The first is from our first full day in town. Our guides took us to meet a woman named Kiyomi Kohno, who was living in Hiroshima when the atomic bomb was dropped. She recounted her experience walking through town and witnessing the destroyed buildings, burned corpses, and fellow survivors trying to understand what happened. She shared some emotional and grotesque details, but the most captivating part of the story was the part she didn’t tell. She didn’t mention the United States—the ones who dropped the devastation she saw—even once. If one were from a different planet they might have thought she was describing the effects of a tragic natural disaster, not a catastrophic military strike. At the end of her presentation I asked why she didn’t mention the US or seem to hate us. Her answer was that she had once taken a trip to Hawaii and learned about the attack on Pearl Harbor and the pain her country caused on thousands of people. Essentially, she said she doesn’t carry anti-American feelings because she—this old lady who did nothing except have her home bombed—sees herself as both a victim and an offender of war. I don’t know that I’d be able to replicate the same kind of nuanced view if I experienced so much hell, which made it all the more powerful to hear from her.
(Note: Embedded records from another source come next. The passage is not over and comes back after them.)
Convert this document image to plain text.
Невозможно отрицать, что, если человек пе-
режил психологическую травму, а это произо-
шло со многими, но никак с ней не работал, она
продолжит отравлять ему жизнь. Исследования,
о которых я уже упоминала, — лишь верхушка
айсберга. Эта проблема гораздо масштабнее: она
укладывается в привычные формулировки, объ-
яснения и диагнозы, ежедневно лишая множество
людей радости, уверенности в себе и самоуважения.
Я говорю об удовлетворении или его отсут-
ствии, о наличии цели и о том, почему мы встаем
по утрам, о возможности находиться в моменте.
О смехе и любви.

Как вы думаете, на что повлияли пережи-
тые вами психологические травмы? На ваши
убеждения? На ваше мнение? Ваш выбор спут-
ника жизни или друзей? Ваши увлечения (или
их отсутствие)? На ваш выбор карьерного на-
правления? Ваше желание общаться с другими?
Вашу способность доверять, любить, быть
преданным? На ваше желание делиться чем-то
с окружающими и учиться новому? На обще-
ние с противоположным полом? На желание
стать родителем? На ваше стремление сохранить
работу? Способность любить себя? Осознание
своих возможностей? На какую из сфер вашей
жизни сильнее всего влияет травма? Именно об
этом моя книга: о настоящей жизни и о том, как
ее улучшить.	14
On our second day we checked out an island called Miyajima, which had a ton of lazy deer and a neat temple. During our free time on the island I went to a cafe with a small group of people, including a few Japanese university students and their professor, Jim sensei. Jim and I began talking about how he came to Japan and how he got involved with PAX. We talked about young people involved in peace movements and how our host, The World Friendship Center, has a membership that is, well, older. While we were having this conversation about the need to keep young people involved in conversations about international conflict, violence, and power there were two young Japanese students sitting two feet across the table swiping through Instagram. Now, I totally love my Instagram account, and I realize they were probably as tired as everyone else after two long days, but if Korean idol groups and 애교 are the only things we can talk about then we may have a hard time developing deep empathy or courage to grapple with big problems. The thought I left our cafe with was that if young folks, from everywhere, don’t walk in the door as older generations walk out, we’re gonna have a problem. If young folks don’t show up to tell leaders like Shinzō Abe, Donald Trump, or Park Geun-hye that we’re paying attention then we forfeit the ability to shape the countries we live in.
I certainly hope this wasn’t my last trip to Hiroshima. Beyond the captivating history of the place, I felt deeply welcomed by our hosts and hope to visit them in their beautiful city again to see all the parts I didn’t get a chance to see!